連載

くしま けんじ

くしまけんじのおべんと帖
第1回(後編) おまけのレシピ

 

 

お正月休みに実家の家族と会ったときに、山梨の山間に暮らす姉が、蕗の薹(ふきのとう)を持ってきてくれました。

うす緑色のビニール袋に入って、まだ土の付いた、採りたてのような風情の、蕗の薹。

その日の夜に、さっそく、ソースにしてタッパーに詰めました。

おかずの横に添えたり、おむすびの上に乗せたり、蒸したじゃがいもに絡めたり(お弁当でなければ、ショートパスタを茹でたものに絡めても美味)。

こういうソースがつくってあると、お弁当をつくるのが少し楽になります。

冷蔵庫に入れて、4日ほどは保(も)つと思います。

 

まだ1月の初めですが、蕗の薹の苦みのある香りが、春の訪れをたのしみにさせてくれます。

お家の近くに、蕗の薹が生えてきているかもしれません。

土の上の葉っぱを掻き分けて、見つけてみてください。

 


 

◎蕗味噌オイルソース

〇材料

蕗の薹 100g

生姜すりおろし 15g

米味噌(麦味噌でも) 30g

白味噌 30g

米油 15g

胡麻油(香ばしい香りのもの) 15g

(パスタに和えるなど、洋風なおかずに多く使うのなら、胡麻油の代わりに、EXバージンオリーブ油にしてもよい)

 

〇つくりかた

① 蕗の薹は、ボウルに入れ水にさらし、土や、土で汚れた部分を取り除き、きれいにする。蕾を覆っている葉のような部分を剥いて、開いておく。

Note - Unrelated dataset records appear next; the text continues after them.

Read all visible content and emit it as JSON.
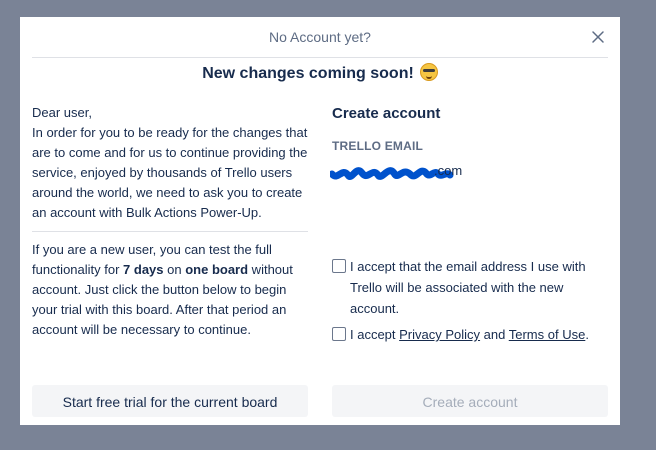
{
  "modal": {
    "title": "No Account yet?",
    "subtitle": "New changes coming soon!"
  },
  "left": {
    "para1": "Dear user,\nIn order for you to be ready for the changes that are to come and for us to continue providing the service, enjoyed by thousands of Trello users around the world, we need to ask you to create an account with Bulk Actions Power-Up.",
    "para2": {
      "part1": "If you are a new user, you can test the full functionality for ",
      "bold1": "7 days",
      "part2": " on ",
      "bold2": "one board",
      "part3": " without account. Just click the button below to begin your trial with this board. After that period an account will be necessary to continue."
    },
    "trial_button": "Start free trial for the current board"
  },
  "right": {
    "title": "Create account",
    "email_label": "TRELLO EMAIL",
    "email_value": ".com",
    "checkbox1": "I accept that the email address I use with Trello will be associated with the new account.",
    "checkbox2_prefix": "I accept ",
    "privacy_link": "Privacy Policy",
    "checkbox2_and": " and ",
    "terms_link": "Terms of Use",
    "checkbox2_suffix": ".",
    "create_button": "Create account"
  },
  "icons": {
    "close": "close-icon",
    "emoji": "emoji-icon"
  },
  "colors": {
    "backdrop": "#7a8396",
    "redaction": "#0052cc",
    "disabled_text": "#a5adba"
  }
}
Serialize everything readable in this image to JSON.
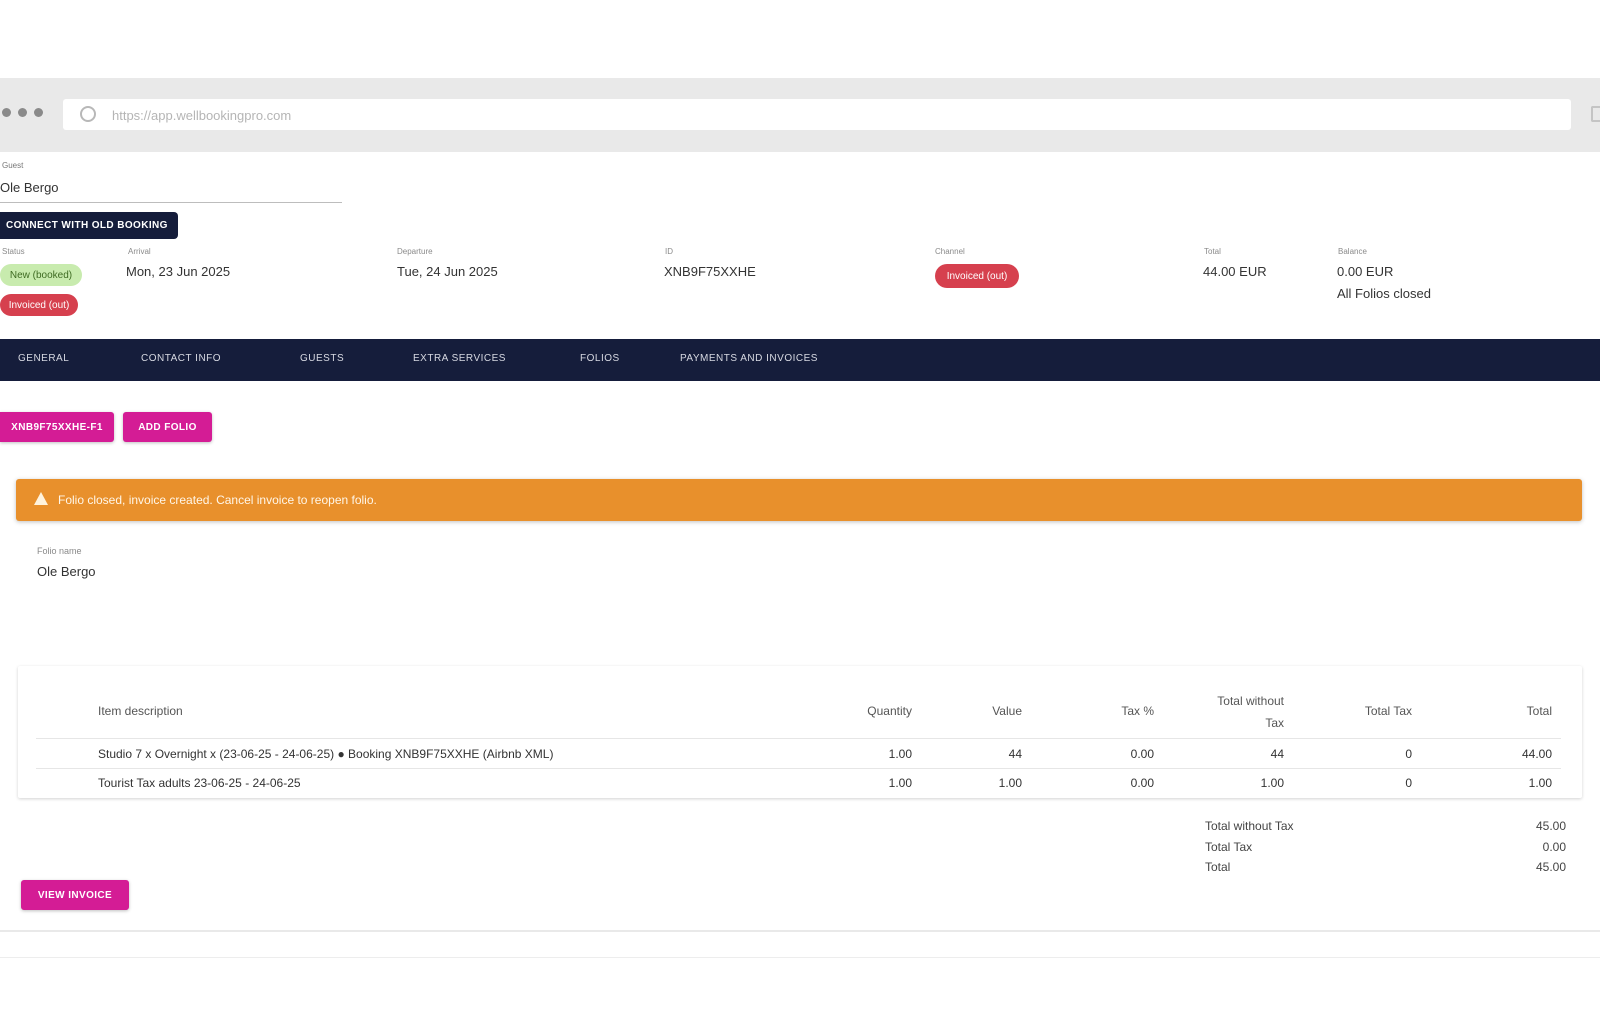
{
  "browser": {
    "url": "https://app.wellbookingpro.com"
  },
  "guest": {
    "label": "Guest",
    "name": "Ole Bergo"
  },
  "connect_button": "CONNECT WITH OLD BOOKING",
  "info": {
    "status": {
      "label": "Status",
      "badge_primary": "New (booked)",
      "badge_secondary": "Invoiced (out)"
    },
    "arrival": {
      "label": "Arrival",
      "value": "Mon, 23 Jun 2025"
    },
    "departure": {
      "label": "Departure",
      "value": "Tue, 24 Jun 2025"
    },
    "id": {
      "label": "ID",
      "value": "XNB9F75XXHE"
    },
    "channel": {
      "label": "Channel",
      "badge": "Invoiced (out)"
    },
    "total": {
      "label": "Total",
      "value": "44.00 EUR"
    },
    "balance": {
      "label": "Balance",
      "value": "0.00 EUR",
      "note": "All Folios closed"
    }
  },
  "tabs": [
    {
      "label": "GENERAL"
    },
    {
      "label": "CONTACT INFO"
    },
    {
      "label": "GUESTS"
    },
    {
      "label": "EXTRA SERVICES"
    },
    {
      "label": "FOLIOS"
    },
    {
      "label": "PAYMENTS AND INVOICES"
    }
  ],
  "actions": {
    "folio_button": "XNB9F75XXHE-F1",
    "add_folio_button": "ADD FOLIO"
  },
  "banner": {
    "message": "Folio closed, invoice created. Cancel invoice to reopen folio.",
    "color": "#e8902c"
  },
  "folio": {
    "label": "Folio name",
    "value": "Ole Bergo"
  },
  "table": {
    "headers": {
      "description": "Item description",
      "quantity": "Quantity",
      "value": "Value",
      "tax_pct": "Tax %",
      "total_without_tax_line1": "Total without",
      "total_without_tax_line2": "Tax",
      "total_tax": "Total Tax",
      "total": "Total"
    },
    "rows": [
      {
        "description": "Studio 7 x Overnight x (23-06-25 - 24-06-25) ● Booking XNB9F75XXHE (Airbnb XML)",
        "quantity": "1.00",
        "value": "44",
        "tax_pct": "0.00",
        "total_without_tax": "44",
        "total_tax": "0",
        "total": "44.00"
      },
      {
        "description": "Tourist Tax adults 23-06-25 - 24-06-25",
        "quantity": "1.00",
        "value": "1.00",
        "tax_pct": "0.00",
        "total_without_tax": "1.00",
        "total_tax": "0",
        "total": "1.00"
      }
    ]
  },
  "summary": {
    "total_without_tax_label": "Total without Tax",
    "total_without_tax_value": "45.00",
    "total_tax_label": "Total Tax",
    "total_tax_value": "0.00",
    "total_label": "Total",
    "total_value": "45.00"
  },
  "view_invoice_button": "VIEW INVOICE",
  "colors": {
    "navy": "#151d3b",
    "magenta": "#d41c95",
    "orange": "#e8902c",
    "red": "#d6404e",
    "green_badge": "#c8ebae"
  }
}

② 沸騰したお湯で、大きさによるが、2分ほど茹でる。茹だったらすぐに冷水にとる。

(茹で足りないと、切ったときにアクで黒く変色してくるが、変色してもおいしく食べられる)

③ 熱が取れたら、水気を絞り、包丁でみじん切りにする。

④ 生姜のすりおろし、米味噌、白味噌を加えて混ぜる。さらに、米油、胡麻油も加えて混ぜて、タッパーなどに詰める。冷蔵庫で保存する。

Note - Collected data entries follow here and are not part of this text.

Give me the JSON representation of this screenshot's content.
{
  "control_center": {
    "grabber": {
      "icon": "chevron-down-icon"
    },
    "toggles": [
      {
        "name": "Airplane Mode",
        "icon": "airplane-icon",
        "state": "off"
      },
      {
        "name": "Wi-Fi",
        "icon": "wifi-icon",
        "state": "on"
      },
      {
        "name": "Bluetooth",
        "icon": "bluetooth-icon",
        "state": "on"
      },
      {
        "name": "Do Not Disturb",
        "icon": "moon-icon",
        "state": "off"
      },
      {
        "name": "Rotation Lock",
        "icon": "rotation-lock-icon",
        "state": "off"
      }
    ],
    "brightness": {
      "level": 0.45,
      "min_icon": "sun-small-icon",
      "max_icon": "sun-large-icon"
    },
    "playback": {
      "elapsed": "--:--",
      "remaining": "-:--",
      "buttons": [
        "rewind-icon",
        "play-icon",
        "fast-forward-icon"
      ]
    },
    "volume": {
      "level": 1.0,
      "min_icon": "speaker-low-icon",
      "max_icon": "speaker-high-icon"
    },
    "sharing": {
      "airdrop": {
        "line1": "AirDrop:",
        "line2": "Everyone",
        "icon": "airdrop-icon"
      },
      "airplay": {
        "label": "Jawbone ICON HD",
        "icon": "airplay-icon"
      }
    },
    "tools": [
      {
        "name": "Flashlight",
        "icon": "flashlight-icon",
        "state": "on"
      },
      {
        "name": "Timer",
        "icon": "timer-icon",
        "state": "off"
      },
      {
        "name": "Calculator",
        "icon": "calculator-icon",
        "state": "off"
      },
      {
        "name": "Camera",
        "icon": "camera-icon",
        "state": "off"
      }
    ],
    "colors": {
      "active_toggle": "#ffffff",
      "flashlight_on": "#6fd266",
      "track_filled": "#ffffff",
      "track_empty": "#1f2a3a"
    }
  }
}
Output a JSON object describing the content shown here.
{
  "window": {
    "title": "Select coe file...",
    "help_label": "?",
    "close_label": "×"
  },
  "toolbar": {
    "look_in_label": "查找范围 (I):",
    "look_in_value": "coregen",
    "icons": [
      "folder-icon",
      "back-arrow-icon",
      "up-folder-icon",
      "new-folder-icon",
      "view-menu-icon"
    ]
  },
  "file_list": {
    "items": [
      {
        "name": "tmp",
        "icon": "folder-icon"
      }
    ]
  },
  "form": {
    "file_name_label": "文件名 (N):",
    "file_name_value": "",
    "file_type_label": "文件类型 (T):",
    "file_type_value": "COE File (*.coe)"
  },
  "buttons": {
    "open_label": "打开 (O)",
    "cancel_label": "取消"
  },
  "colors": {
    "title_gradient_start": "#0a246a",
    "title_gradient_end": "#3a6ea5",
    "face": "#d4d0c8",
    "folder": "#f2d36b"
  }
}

(冷凍保存をする場合は、油を混ぜる前の時点で冷凍し、解凍後に油を加えるとよい)

くしま けんじ

料理家。2020年、東京・西荻窪で姉と営んでいたレストラン「食堂くしま」を閉じ、神奈川・鎌倉へと拠点を移し、パートナーと2匹の愛犬とともに暮らす。鎌倉の海辺のアトリエ「DODO」にて料理教室を主宰するほか、茶人として一客一亭の中国茶会「くしま茶侶」を開く。パートナーであるkaiの著作『kaiのチャクラケアブック』(エムエム・ブックス=刊)、『PEACEFUL PLUOT PIE』(個人出版)の挿画を担当するなど、絵描きとしても活動。お弁当は秋冬の間、月に一度、鎌倉市場内のデリショップ「DAILY by LONG TRACK FOODS」にて予約販売している。